Pypy memory usage increases when nothing new is allocated

I'm not sure if this is a duplicate of the other PyPy memory questions, but here I'll provide a concrete example.

from __future__ import division

def mul_inv(a, m):
    """Modular multiplicative inverse, a^-1 mod m. Credit: rosettacode.org"""
    m0 = m
    x0, x1 = 0, 1
    if m == 1: return 1
    while a > 1:
        assert m != 0, "a and m must be coprime"
        q = a // m
        a, m = m, a%m
        x0, x1 = x1 - q * x0, x0
    if x1 < 0: x1 += m0
    return x1


M = 1000000009
L = 10**8

bin2 = [0] * L
bin2[0] = 1
for n in range(L-1):
    bin2[n+1] = (bin2[n] * (4*n + 2) * mul_inv(n+1, M)) % M
    if n % 10**5 == 0: print(n, bin2[n])

print(bin2[:20])

With python 3.6, the program uses 3-4 GB at most and runs to completion (Armin Rigo's list change doesn't change this significantly). With python 2.7.13 running PyPy 5.10.0, the program reaches 8 GB (how much RAM I have) quickly and freezes. Even with gc.collect() calls the program runs out of memory when n is about 3.5 * 10^7.

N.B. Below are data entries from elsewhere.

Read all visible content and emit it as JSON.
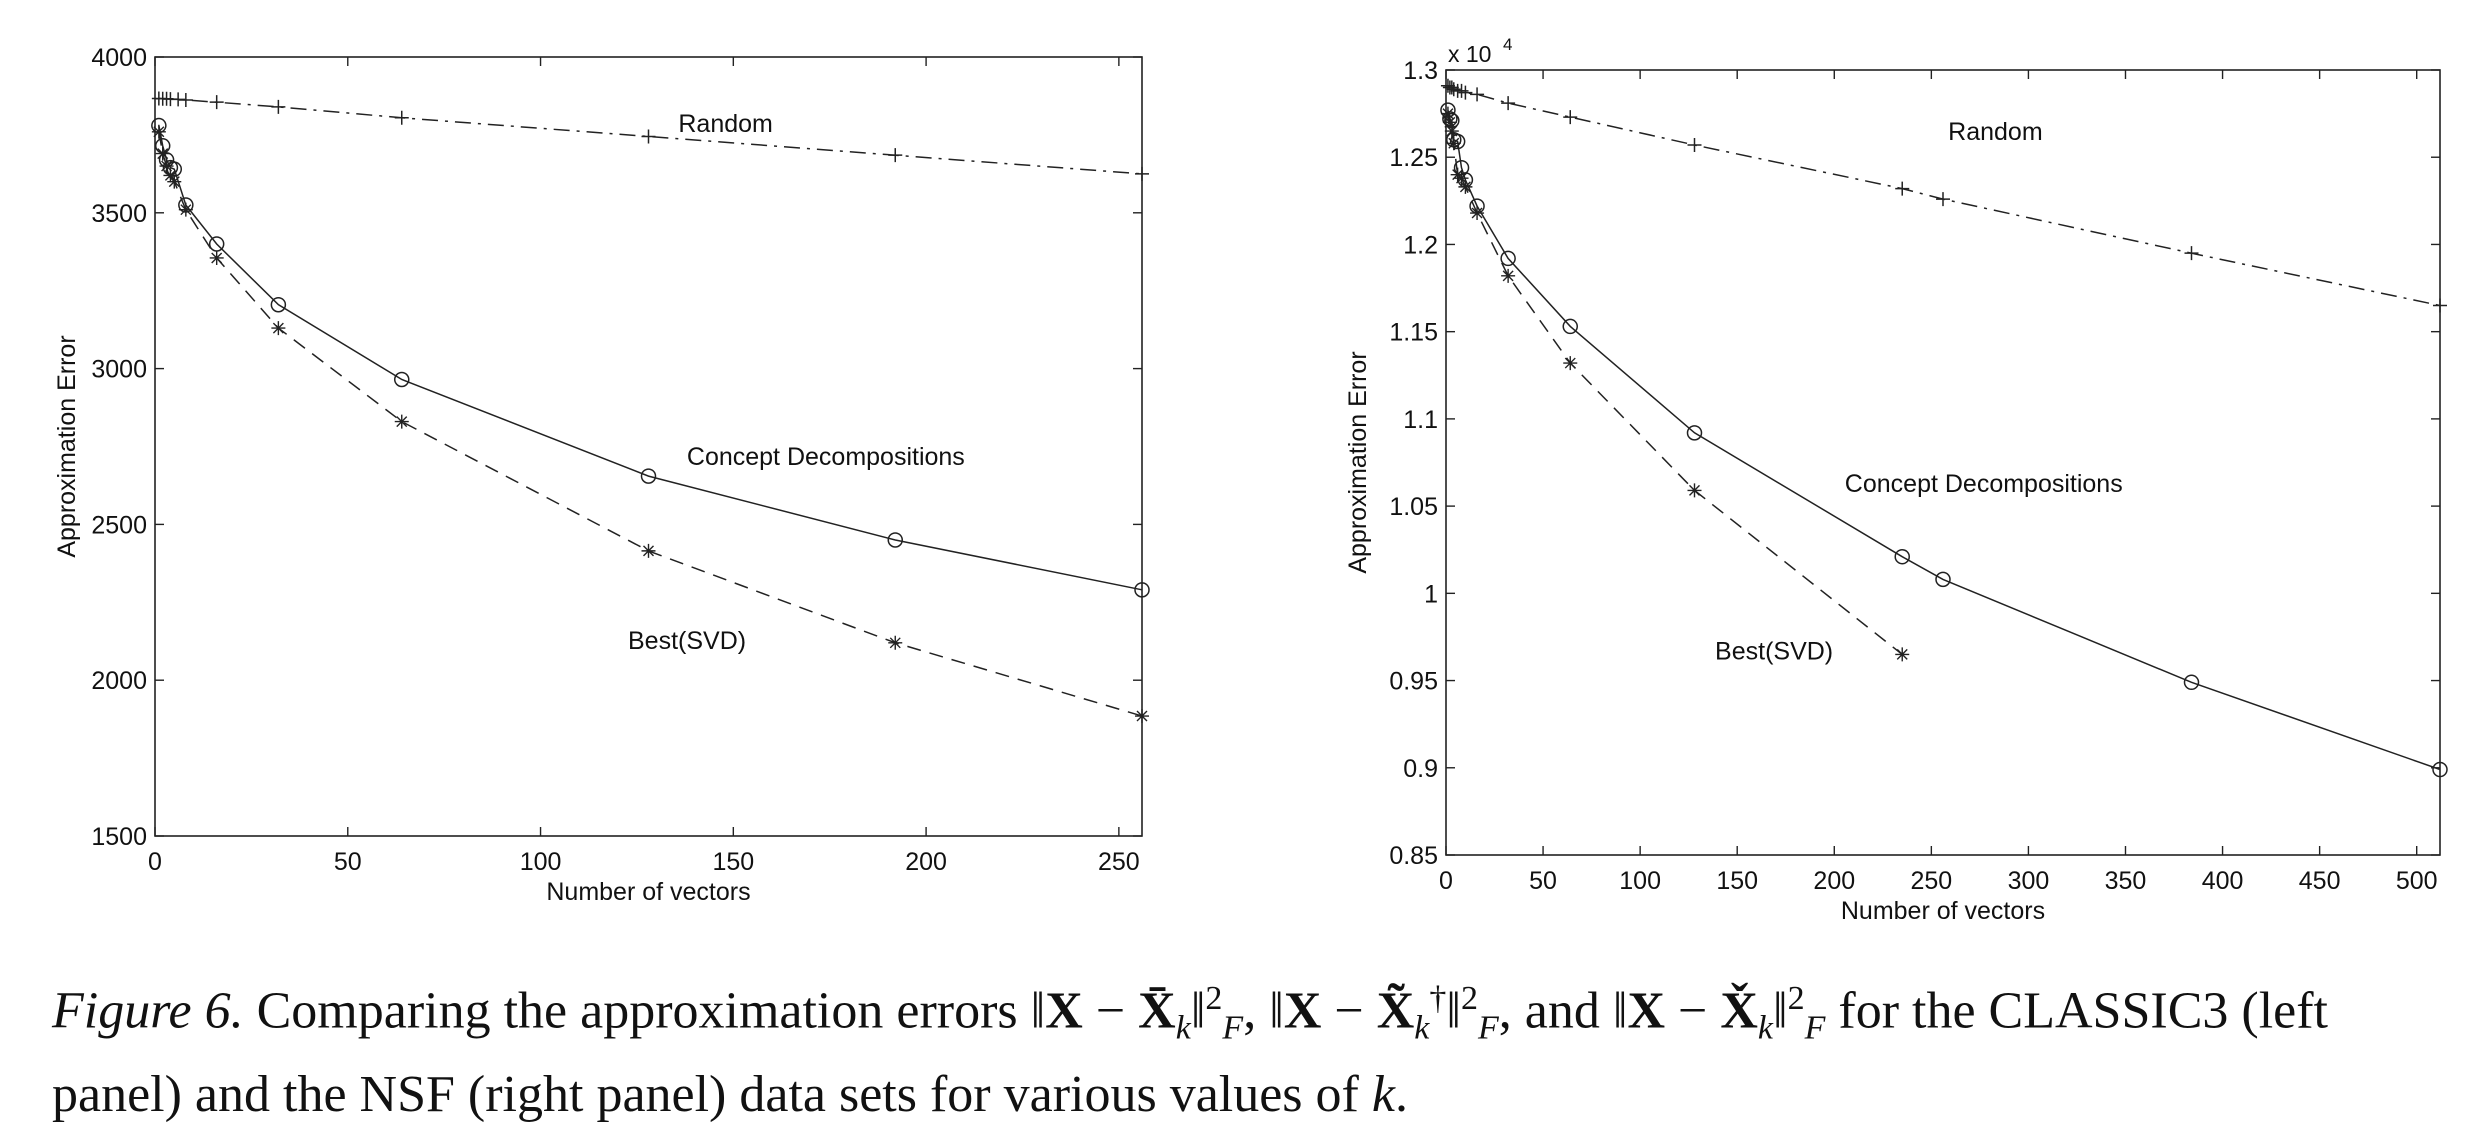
{
  "chart_data": [
    {
      "type": "line",
      "xlabel": "Number of vectors",
      "ylabel": "Approximation Error",
      "xlim": [
        0,
        256
      ],
      "ylim": [
        1500,
        4000
      ],
      "x_ticks": [
        "0",
        "50",
        "100",
        "150",
        "200",
        "250"
      ],
      "y_ticks": [
        "1500",
        "2000",
        "2500",
        "3000",
        "3500",
        "4000"
      ],
      "exponent_label": "",
      "grid": false,
      "series": [
        {
          "name": "Random",
          "style": "dashdot",
          "marker": "plus",
          "label_anchor": [
            148,
            3760
          ],
          "x": [
            1,
            2,
            3,
            4,
            6,
            8,
            16,
            32,
            64,
            128,
            192,
            256
          ],
          "y": [
            3867,
            3866,
            3866,
            3865,
            3864,
            3862,
            3855,
            3840,
            3805,
            3745,
            3685,
            3625
          ]
        },
        {
          "name": "Concept Decompositions",
          "style": "solid",
          "marker": "circle",
          "label_anchor": [
            174,
            2690
          ],
          "x": [
            1,
            2,
            3,
            4,
            5,
            8,
            16,
            32,
            64,
            128,
            192,
            256
          ],
          "y": [
            3780,
            3715,
            3670,
            3645,
            3640,
            3525,
            3400,
            3205,
            2965,
            2655,
            2450,
            2290
          ],
          "markers_x": [
            1,
            2,
            3,
            4,
            5,
            8,
            16,
            32,
            64,
            128,
            192,
            256
          ]
        },
        {
          "name": "Best(SVD)",
          "style": "dashed",
          "marker": "star",
          "label_anchor": [
            138,
            2100
          ],
          "x": [
            1,
            2,
            3,
            4,
            5,
            8,
            16,
            32,
            64,
            128,
            192,
            256
          ],
          "y": [
            3760,
            3690,
            3650,
            3620,
            3600,
            3510,
            3355,
            3130,
            2830,
            2415,
            2120,
            1885
          ],
          "markers_x": [
            1,
            2,
            3,
            4,
            5,
            8,
            16,
            32,
            64,
            128,
            192,
            256
          ]
        }
      ]
    },
    {
      "type": "line",
      "xlabel": "Number of vectors",
      "ylabel": "Approximation Error",
      "xlim": [
        0,
        512
      ],
      "ylim": [
        0.85,
        1.3
      ],
      "x_ticks": [
        "0",
        "50",
        "100",
        "150",
        "200",
        "250",
        "300",
        "350",
        "400",
        "450",
        "500"
      ],
      "y_ticks": [
        "0.85",
        "0.9",
        "0.95",
        "1",
        "1.05",
        "1.1",
        "1.15",
        "1.2",
        "1.25",
        "1.3"
      ],
      "exponent_label": "x 10",
      "exponent_power": "4",
      "grid": false,
      "series": [
        {
          "name": "Random",
          "style": "dashdot",
          "marker": "plus",
          "label_anchor": [
            283,
            1.26
          ],
          "x": [
            1,
            2,
            3,
            4,
            6,
            8,
            10,
            16,
            32,
            64,
            128,
            235,
            256,
            384,
            512
          ],
          "y": [
            1.291,
            1.29,
            1.29,
            1.289,
            1.288,
            1.288,
            1.287,
            1.286,
            1.281,
            1.273,
            1.257,
            1.232,
            1.226,
            1.195,
            1.165
          ]
        },
        {
          "name": "Concept Decompositions",
          "style": "solid",
          "marker": "circle",
          "label_anchor": [
            277,
            1.058
          ],
          "x": [
            1,
            2,
            3,
            4,
            6,
            8,
            10,
            16,
            32,
            64,
            128,
            235,
            256,
            384,
            512
          ],
          "y": [
            1.277,
            1.272,
            1.271,
            1.26,
            1.259,
            1.244,
            1.237,
            1.222,
            1.192,
            1.153,
            1.092,
            1.021,
            1.008,
            0.949,
            0.899
          ]
        },
        {
          "name": "Best(SVD)",
          "style": "dashed",
          "marker": "star",
          "label_anchor": [
            169,
            0.962
          ],
          "x": [
            1,
            2,
            3,
            4,
            6,
            8,
            10,
            16,
            32,
            64,
            128,
            235
          ],
          "y": [
            1.275,
            1.27,
            1.265,
            1.258,
            1.24,
            1.238,
            1.233,
            1.218,
            1.182,
            1.132,
            1.059,
            0.965
          ]
        }
      ]
    }
  ],
  "caption": {
    "figure_label": "Figure 6.",
    "lead": "Comparing the approximation errors",
    "norm1_sub": "k",
    "norm2_sub": "k",
    "norm2_sup": "†",
    "norm3_sub": "k",
    "norm_power": "2",
    "norm_sub_F": "F",
    "sep1": ",",
    "sep2": ", and",
    "mid": "for the CLASSIC3 (left panel) and the NSF (right panel) data sets for various values of",
    "variable": "k",
    "end": "."
  }
}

Where is this memory usage coming from? The only large memory usage should be initializing bin2 as a 10^8 int list. Nothing else should be increasing the memory usage, under the assumption that all the local variables in mul_inv are garbage collected.

Solution

Oops, it's a bad case of the optimization for lists of integers. The problem is that this starts as a list of ints:

bin2 = [0] * L

This is internally stored as an array of ints. It's usually much more compact, even though in this case it doesn't change anything---because on CPython it's a list containing L copies of the same object 0.

But the problem is that pretty soon, we store a long in the list. At this point, we need to turn the whole list into the generic kind that can store anything. But! The problem is that we see 100 million zeroes, and so we create 100 million 0 objects. This creates instantly 3 GB of memory pressure for nothing, in addition to 800MB for the list itself.

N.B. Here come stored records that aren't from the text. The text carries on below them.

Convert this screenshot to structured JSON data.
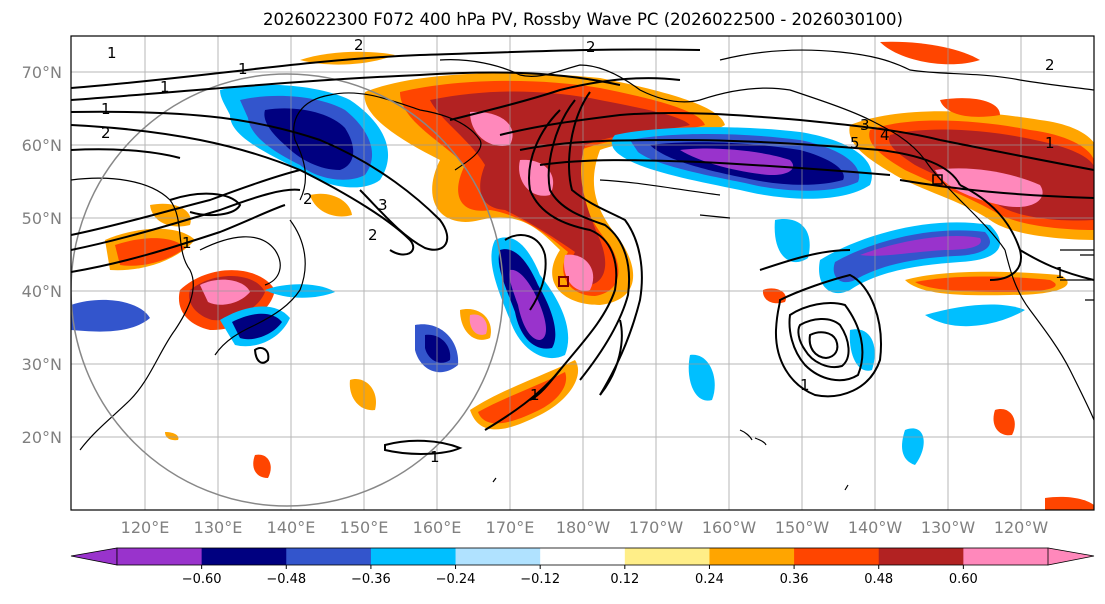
{
  "title": "2026022300 F072 400 hPa PV, Rossby Wave PC (2026022500 - 2026030100)",
  "lat_labels": [
    "70°N",
    "60°N",
    "50°N",
    "40°N",
    "30°N",
    "20°N"
  ],
  "lon_labels": [
    "120°E",
    "130°E",
    "140°E",
    "150°E",
    "160°E",
    "170°E",
    "180°W",
    "170°W",
    "160°W",
    "150°W",
    "140°W",
    "130°W",
    "120°W"
  ],
  "colorbar": {
    "ticks": [
      "−0.60",
      "−0.48",
      "−0.36",
      "−0.24",
      "−0.12",
      "0.12",
      "0.24",
      "0.36",
      "0.48",
      "0.60"
    ],
    "colors": [
      "#9933cc",
      "#000080",
      "#3355cc",
      "#00bfff",
      "#b0e2ff",
      "#ffffff",
      "#ffee88",
      "#ffa500",
      "#ff4500",
      "#b22222",
      "#ff88bb"
    ]
  },
  "contour_labels": [
    "1",
    "2",
    "1",
    "1",
    "1",
    "2",
    "2",
    "1",
    "3",
    "2",
    "2",
    "3",
    "4",
    "5",
    "1",
    "1",
    "1",
    "2",
    "1",
    "1"
  ]
}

We can check that the problem doesn't occur if we initialize the list like this, so that it really contains 100 million times the same object:

bin2 = [0L] * L     # Python 2.x
bin2[0] = 1

That said, in your example you don't need the list to contain 100 million elements in the first place. You can initialize it as:

bin2 = [1]

and use bin2.append(). This lets the program start much more quickly and without any large memory usage near the beginning.

Note that PyPy3 still uses more memory than CPython3.